寧ろ、更に丸まってブルブルと震えている。
閑散とした学園内が、その寒さを表現しているようだ。


「…ちょっと、ごめんね」


優しく子猫を手で包み込むと、落とさないようにゆっくりと抱き上げた。


片手には傘、もう片方の手には子猫、そして脇には本。
体制的には確実にきついけれど、胸の中で小さく「にゃー」と鳴いているのを見たら、そんなものはどうでもよくなった。


「かわいい…」


やっぱりこのまま無視しないでよかった、と思う。
素通りしていたら雨で水浸しになって、凍え死んでしまったかもしれない。


「ほら、ここなら濡れないからここに住みなね?」


俺の住んでいる白く小さな倉庫(?)の屋根が出っ張っている真下は、少し錆びれてはいるものの濡れることはない。
人が来ることもなく、安全だし。

毎日様子を窺えば、きっと元気に成長していくだろう。



毛布にくるんであげよう、とドアを開けようとした時。
ザアザアと音を響かせていた雨が突然ピタっとその音を止めた。

一瞬で、世界が静寂に支配される。



空を見上げるとさっきまでは分厚い雲で覆われていたはずなのに、太陽が存在を露わにしていた。


雲の隙間から覗いている眩い太陽の光。
そして、そこに覆いかぶさるようにしてキラキラと光り輝いている虹。
始まりの場所も、終わりの場所も見えない虹は七色の光を放って広大な空に架かっていた。

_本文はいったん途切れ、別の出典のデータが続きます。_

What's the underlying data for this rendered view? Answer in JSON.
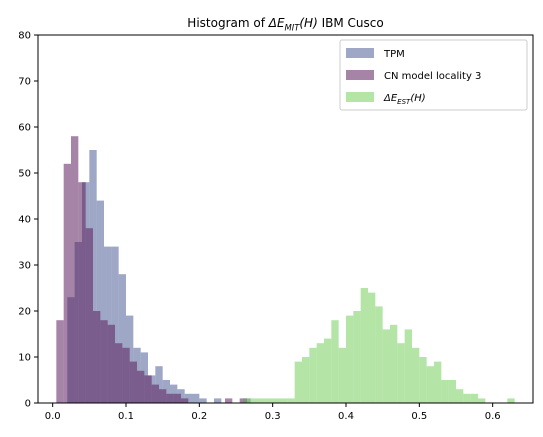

手を伸ばせばすぐに届きそうな気がするのに、遥か彼方にあるそれに決して手が届くことはない。


「…綺麗だ」


小脇で小さくうごめく子猫も、それに応えるかのように「にゃあ」と鳴き声を発する。


「お前もそう思うの?」


「…にゃー」


「…思うんだね」


小さな笑みをこぼしながらフサフサ毛並みを撫でていく。

日常のこんな一瞬が、こんなにも心を温めれくれるなんて思わなかった。
太陽が隠されているから雨は嫌いじゃなかったけれど、雨の後の晴れ間も案外悪くないものなのかもしれない。


美しい憧憬を目にしてしまったら。


少しだけ早い喜雨の調を感じたような、そんな気持ちになった。